Depois, procurarei conceitos sobrepostos nas notas recuperadas.
Por fim, sintetizarei esses elementos para formar um resumo conciso, destacando descobertas novas ou contradições."
... (após a primeira elaboração) ...
"Pensamento: Identifiquei três configurações experimentais principais. Note que 'QC_Entanglement_Challenges' tem uma seção sobre configurações semelhantes, mas indica uma forma de falha diferente. Devo destacar essa distinção."
]
--- Fim do Rascunho Interno do Agente ---

Com base no artigo, nas notas recuperadas e no seu rascunho interno, forneça um resumo conciso:

Isso incentiva um raciocínio mais deliberado e torna o processo do agente mais transparente, o que é de grande ajuda para depuração. Quando o Archivist estava em loop, acrescentei um rascunho. Ele imediatamente começou a escrever “Pensamento: Já resumi este documento. Meu próximo passo deve ser buscar notas existentes relacionadas. Por que estou resumindo novamente?” Isso me ajudou a identificar rapidamente o loop na estrutura do meu prompt.

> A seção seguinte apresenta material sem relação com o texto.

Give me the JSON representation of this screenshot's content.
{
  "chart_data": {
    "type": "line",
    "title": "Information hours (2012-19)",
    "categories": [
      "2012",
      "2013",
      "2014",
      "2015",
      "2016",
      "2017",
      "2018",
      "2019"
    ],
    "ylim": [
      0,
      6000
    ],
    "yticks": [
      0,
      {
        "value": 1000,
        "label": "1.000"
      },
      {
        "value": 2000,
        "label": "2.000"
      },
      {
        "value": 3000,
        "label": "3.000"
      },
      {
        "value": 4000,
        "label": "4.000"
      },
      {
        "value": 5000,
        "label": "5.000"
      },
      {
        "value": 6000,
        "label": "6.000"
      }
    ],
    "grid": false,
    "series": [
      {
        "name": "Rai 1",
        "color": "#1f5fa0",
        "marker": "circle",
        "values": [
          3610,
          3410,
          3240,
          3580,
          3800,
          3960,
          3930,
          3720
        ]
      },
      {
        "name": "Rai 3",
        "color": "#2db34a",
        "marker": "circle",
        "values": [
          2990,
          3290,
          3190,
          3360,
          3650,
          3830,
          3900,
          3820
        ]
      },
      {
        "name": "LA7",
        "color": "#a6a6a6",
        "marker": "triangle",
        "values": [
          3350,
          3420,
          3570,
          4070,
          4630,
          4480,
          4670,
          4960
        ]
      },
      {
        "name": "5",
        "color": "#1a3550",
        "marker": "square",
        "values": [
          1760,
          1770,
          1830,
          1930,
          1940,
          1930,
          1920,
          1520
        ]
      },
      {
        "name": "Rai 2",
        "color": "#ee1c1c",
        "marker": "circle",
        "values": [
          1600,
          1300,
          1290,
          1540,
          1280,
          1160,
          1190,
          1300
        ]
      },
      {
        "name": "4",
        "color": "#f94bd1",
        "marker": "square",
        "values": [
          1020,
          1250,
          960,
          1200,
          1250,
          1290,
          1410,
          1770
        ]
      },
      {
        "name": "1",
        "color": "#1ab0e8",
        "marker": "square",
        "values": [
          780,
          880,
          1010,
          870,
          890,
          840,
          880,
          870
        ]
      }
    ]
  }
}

Tomadas de Ação para Seu Próximo Projeto de Agente

Não aumente simplesmente de forma irracional o tamanho da sua janela de contexto. Pense estrategicamente sobre o que incluir. Aqui está o que aprendi e o que estou aplicando em todos os meus novos projetos de agentes:

“`

  1. Resuma Aggressivamente a História da Conversação: Não alimente diálogos brutos além de algumas interações. Destile-os em resumos concisos e pertinentes.
  2. Implemente a Recuperação Multi-Fase: Vá além da simples busca vetorial. Gere consultas precisas, filtre rigorosamente os resultados e considere resumir os documentos recuperados no contexto da necessidade imediata do usuário.
  3. Use um “Graffietto” para Tarefas Complexas: Incentive seu agente a planejar, refletir e se autocorrigir dentro de seu contexto. Isso melhora o raciocínio e o depuração.
  4. Monitore o Uso de Tokens (e os Custos): Fique de olho em quantos tokens estão realmente indo para seus prompts. Não apenas pelo custo, mas como um indicador de um potencial inchaço do contexto. Se estiver constantemente alto, provavelmente você está agindo de forma ineficiente.
  5. Teste com “Casos de Estresse”: Não teste apenas com cenários ideais. Insira documentos irrelevantes, conversas longas e solicitações ambíguas. Veja onde sua gestão do contexto falha.

Construir agentes eficazes em 2026 não se trata apenas de escolher o modelo maior. Trata-se de ser um bibliotecário experiente para esse modelo, assegurando que ele tenha acesso exatamente às informações certas, no momento certo, no formato mais digerível. É uma arte tanto quanto uma ciência, e é onde grande parte do nosso esforço de desenvolvimento deve se concentrar.

Quais são suas estratégias para gerenciar o contexto? Você encontrou barreiras semelhantes com o inchaço do contexto? Deixe-me saber nos comentários abaixo! Até a próxima vez, boa construção!

🕒 Published:

✍️
Written by Jake Chen

AI technology writer and researcher.